“I’ll show it to you if you like. There’s a pretty little place for people like you and me to have a chat in, up along over there.” He pointed through the hedge to a small copse of larches that grew green and thick at the corner of the hay-field.
She let him give her his hand and pull her out of the hollow. Quite passively, too, she followed him, as he sought the easiest spot through which he might help her to surmount the difficulties of the intervening hedge.
When he had at last decided upon the place, “Go first, please, Mr. Goring,” she murmured, “and then you can pull me up.”
He turned his back upon her and began laboriously ascending the bank, dragging himself forward by the aid of roots and ferns. It had been easy enough to slide down this declivity. It was much less easy to climb up. At length, however, stung by nettles and pricked by thorns, and with earth in his mouth, he swung himself round at the top, ready to help her to follow him.
A vigorous oath escaped his lips. She was already a third of the way across the field, running madly and desperately, towards the gate into the lane.
Mr. Goring shook his fist after her retreating figure. “All right, Missie,” he muttered aloud, “all right! If you had been kind to the poor farmer, he might have let you off. But now”—and he dug his stick viciously into the earth—“There’ll be no dilly-dallying or nonsense about this business. I’ll tell Romer I’m ready for this marriage-affair as soon as he likes.
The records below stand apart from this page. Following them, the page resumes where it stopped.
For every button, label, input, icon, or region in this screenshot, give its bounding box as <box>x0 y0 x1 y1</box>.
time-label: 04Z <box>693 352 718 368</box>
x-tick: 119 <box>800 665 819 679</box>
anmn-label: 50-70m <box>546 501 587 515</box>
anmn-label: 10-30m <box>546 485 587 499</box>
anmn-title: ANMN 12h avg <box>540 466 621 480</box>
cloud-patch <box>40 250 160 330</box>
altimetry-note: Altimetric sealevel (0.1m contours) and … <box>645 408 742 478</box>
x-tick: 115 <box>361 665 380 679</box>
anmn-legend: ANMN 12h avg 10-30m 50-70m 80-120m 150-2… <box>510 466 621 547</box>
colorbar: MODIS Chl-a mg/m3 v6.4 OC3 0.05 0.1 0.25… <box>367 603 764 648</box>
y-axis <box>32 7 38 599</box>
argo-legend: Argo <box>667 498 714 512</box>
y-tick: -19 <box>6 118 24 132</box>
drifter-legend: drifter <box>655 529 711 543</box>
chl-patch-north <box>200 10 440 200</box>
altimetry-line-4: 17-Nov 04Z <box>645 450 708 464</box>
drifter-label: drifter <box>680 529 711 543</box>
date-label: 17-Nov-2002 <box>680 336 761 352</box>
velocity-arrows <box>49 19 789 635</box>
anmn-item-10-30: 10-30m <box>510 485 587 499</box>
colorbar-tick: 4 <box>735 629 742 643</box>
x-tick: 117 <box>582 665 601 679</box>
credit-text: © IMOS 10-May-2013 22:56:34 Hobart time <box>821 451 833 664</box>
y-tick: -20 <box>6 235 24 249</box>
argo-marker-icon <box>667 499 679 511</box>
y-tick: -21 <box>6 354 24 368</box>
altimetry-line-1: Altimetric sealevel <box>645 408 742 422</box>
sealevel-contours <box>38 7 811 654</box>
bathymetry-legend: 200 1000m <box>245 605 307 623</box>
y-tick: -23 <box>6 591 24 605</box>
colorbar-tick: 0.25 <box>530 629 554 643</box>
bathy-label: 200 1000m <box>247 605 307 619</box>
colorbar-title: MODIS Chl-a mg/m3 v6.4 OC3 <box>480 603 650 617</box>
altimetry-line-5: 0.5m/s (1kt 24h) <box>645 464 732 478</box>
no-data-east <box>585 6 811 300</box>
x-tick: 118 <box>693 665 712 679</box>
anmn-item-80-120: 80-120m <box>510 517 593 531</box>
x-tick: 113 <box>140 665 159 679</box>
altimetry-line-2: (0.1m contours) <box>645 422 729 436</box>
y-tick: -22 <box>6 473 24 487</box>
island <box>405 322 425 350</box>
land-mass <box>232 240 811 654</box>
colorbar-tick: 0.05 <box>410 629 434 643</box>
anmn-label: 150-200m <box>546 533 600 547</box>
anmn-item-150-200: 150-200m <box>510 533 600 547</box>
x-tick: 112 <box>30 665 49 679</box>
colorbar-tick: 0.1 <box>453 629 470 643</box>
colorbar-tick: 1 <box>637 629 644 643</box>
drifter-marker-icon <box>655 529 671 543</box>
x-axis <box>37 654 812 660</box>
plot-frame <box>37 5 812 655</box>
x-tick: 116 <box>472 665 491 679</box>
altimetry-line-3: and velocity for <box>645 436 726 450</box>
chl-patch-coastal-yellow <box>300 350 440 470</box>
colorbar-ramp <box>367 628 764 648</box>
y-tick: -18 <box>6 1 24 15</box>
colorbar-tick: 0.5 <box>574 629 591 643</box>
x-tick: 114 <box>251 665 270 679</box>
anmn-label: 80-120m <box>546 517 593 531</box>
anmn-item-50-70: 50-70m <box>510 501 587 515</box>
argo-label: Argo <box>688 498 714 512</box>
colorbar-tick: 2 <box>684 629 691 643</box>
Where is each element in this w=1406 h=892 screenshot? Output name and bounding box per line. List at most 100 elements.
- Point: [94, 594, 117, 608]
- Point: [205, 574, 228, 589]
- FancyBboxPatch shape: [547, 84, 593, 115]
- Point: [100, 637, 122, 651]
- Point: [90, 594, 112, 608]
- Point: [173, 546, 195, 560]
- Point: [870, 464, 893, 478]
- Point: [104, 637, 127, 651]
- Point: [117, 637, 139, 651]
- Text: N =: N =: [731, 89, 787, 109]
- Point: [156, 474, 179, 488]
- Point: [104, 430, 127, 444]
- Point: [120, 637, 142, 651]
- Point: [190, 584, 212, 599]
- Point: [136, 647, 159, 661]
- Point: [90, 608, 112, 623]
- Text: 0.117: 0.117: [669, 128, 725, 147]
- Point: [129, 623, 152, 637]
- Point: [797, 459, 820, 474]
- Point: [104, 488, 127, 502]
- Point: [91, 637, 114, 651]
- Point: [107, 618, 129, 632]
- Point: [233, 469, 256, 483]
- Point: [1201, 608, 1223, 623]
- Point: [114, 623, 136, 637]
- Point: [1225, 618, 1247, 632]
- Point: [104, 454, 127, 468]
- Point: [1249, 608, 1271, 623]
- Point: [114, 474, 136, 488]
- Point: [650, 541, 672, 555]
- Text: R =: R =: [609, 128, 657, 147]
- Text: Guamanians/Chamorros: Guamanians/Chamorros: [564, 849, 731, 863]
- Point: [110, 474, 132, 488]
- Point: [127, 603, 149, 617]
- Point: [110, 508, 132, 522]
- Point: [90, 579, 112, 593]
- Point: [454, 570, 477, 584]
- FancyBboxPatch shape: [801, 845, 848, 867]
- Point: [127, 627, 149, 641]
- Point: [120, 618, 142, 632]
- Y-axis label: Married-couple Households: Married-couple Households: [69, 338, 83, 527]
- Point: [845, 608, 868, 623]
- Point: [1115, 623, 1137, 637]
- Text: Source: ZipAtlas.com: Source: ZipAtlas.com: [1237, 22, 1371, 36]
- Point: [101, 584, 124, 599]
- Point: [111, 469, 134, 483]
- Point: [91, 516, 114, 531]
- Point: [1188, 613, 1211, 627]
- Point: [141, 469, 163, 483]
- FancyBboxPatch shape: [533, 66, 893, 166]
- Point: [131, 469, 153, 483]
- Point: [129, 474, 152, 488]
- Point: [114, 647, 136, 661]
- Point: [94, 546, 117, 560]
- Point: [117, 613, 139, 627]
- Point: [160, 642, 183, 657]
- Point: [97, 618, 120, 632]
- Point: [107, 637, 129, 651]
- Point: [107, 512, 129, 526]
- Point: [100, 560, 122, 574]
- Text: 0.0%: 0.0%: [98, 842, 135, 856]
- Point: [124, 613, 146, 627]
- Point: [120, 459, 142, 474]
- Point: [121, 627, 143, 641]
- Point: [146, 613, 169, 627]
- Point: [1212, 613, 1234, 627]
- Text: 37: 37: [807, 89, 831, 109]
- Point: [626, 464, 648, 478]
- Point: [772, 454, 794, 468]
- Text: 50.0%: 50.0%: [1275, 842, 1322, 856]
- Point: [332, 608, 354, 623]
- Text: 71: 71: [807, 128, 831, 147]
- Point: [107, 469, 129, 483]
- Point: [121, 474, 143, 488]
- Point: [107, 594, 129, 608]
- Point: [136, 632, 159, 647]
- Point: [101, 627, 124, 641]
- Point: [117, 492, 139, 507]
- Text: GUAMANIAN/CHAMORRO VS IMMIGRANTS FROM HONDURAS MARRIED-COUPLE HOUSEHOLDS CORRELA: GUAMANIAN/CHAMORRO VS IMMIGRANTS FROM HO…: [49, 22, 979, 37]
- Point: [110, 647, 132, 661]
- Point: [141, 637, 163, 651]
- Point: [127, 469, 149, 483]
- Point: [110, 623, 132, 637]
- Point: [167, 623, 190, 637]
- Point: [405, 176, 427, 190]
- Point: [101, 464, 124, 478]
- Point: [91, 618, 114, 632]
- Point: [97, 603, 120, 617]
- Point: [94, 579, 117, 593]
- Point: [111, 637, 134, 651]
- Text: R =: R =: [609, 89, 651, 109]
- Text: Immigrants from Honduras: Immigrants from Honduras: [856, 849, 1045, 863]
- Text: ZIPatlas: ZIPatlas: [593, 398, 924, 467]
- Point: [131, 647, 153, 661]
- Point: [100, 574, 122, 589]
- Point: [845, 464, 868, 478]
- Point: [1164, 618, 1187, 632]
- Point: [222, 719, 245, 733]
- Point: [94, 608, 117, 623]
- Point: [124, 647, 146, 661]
I’ll teach you—my pretty darling!”
That night the massive Leonian masonry of Nevilton House seemed especially heavy and antipathetic to the child of the Apennines, as it rose, somnolent and oppressive about her, in the hot midsummer air.
In their spacious rooms, looking out upon the east court with its dove-cotes and herbacious borders, the two girls were awake and together.
The wind had fallen, and the silence about the place was as oppressive to Lacrima’s mind as the shadow of some colossal raven’s wing.